Date of Award


Degree Type


Degree Name

Doctor of Philosophy in Interdisciplinary Neuroscience


Interdisciplinary Neuroscience

First Advisor

Paula Grammas


Alzheimer’s disease (AD) is the most common form of dementia, affecting 5.8 million people in the United States alone. Currently, there are no disease-modifying treatments for AD, and the cause of the disease is unclear. With the increasing number of cases and the lack of treatment options, AD is a growing public health crisis. As such, there is a push for investigation of novel pathological mediators to inform new therapeutic approaches.

Cardiovascular disease and associated cardiovascular risk factors (CVRFs) are linked to a significantly increased risk for developing AD, but the mechanisms whereby these risk factors contribute to the pathological processes in the AD brain have not been defined. Because CVRFs affect vascular function, a dysfunctional cerebrovasculature could be an important driver of CVRF-induced injury in the AD brain. Furthermore, the cerebrovasculature is both a source of, and target for, inflammatory mediators, indicating that a dysfunctional cerebrovasculature likely participates in the robust neuroinflammatory response found in the AD brain.

In particular, type II diabetes mellitus (T2D) is associated with a more than doubled risk for developing AD. Hyperglycemia-induced endothelial activation and related inflammatory processes are key pathological features in T2D. Here, we investigate vascular dysfunction and neuroinflammation in diabetes-like conditions in vitro. Results show that brain endothelial cells treated with hyperglycemia and hypoxia in vitro become injured and release inflammatory mediators. This endothelial injury activates a pro-inflammatory microglia phenotype in a co-culture system, characterized by significantly increased production of inflammatory cytokines and nitric oxide (NO), and increased expression of microglia activation markers. These microglia changes mimic those found in the AD brain, highlighting that endothelial damage and dysfunction may be a driver of neuroinflammatory activation in AD.

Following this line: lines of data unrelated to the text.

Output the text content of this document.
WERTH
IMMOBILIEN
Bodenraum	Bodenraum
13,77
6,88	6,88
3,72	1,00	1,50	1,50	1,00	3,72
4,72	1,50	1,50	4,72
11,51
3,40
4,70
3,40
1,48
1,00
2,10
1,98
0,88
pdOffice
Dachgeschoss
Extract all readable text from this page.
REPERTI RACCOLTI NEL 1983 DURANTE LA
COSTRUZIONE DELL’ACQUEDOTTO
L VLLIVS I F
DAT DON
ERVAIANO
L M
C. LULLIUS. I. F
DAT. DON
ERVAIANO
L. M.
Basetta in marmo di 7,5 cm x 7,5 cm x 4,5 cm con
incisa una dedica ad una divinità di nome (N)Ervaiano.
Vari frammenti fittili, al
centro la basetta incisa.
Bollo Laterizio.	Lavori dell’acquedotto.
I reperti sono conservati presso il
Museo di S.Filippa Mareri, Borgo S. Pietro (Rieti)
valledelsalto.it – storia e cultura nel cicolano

Mutations to the lipid transport protein apolipoprotein E (ApoE) have been identified as the strongest genetic risk factor for sporadic or late-onset AD, with the E4 allele representing an increased risk and the rare E2 having a reduced risk compared to the primary E3 form. While the risk is well documented, the mechanisms responsible for this risk are not well understood. We examined the effects of ApoE isoforms on markers related to vascular function, neuroinflammation, and neurotoxicity using in vitro and in vivo models. In vitro, the ApoE4 isoform induces pro-inflammatory activation of both microglia and astrocytes, as well as enhanced neurotoxicity. On the other hand, ApoE2 promotes neuronal survival through both direct and indirect actions on neurons. Using an in vivo mouse model, we show that ApoE4 promotes blood-brain barrier dysfunction and neuroinflammation, characterized by loss of tight junction proteins, and increased oxidative stress and pro-inflammatory cytokines. Additionally, our results indicate that the ApoE4 isoform promotes an inflammatory-oxidative state to a greater extent in female mice than in males.

Recent research indicates that components of the coagulation cascade may act as mediators of vascular dysfunction and inflammation in both cardiovascular disease and in AD. One such protein is the serine protease thrombin, which is elevated in the AD brain. Here, we present an extensive literature review, which posits that thrombin acts on endothelial cells of the blood-brain barrier, microglia, astrocytes, and neurons in a manner that promotes vascular activation, inflammation, and neurodegeneration. Additional evidence suggests that pharmacologically targeting thrombin may be an effective treatment strategy for targeting multiple points of AD pathology. We investigated thrombin’s role as a pathological mediator and potential therapeutic target and show that treatment of a tau-based AD mouse model in vivo with the direct thrombin inhibitor dabigatran produced significantly reduced oxidative stress and tau phosphorylation, and promoted cell survival and synaptic function.

Taken together, our results suggest vascular activation and related neuroinflammation as possible convergence points whereby CVRFs promote AD-related pathological processes. Furthermore, we highlight shared pathological mediators that may represent novel therapeutic targets for the treatment of multiple points of pathology in AD.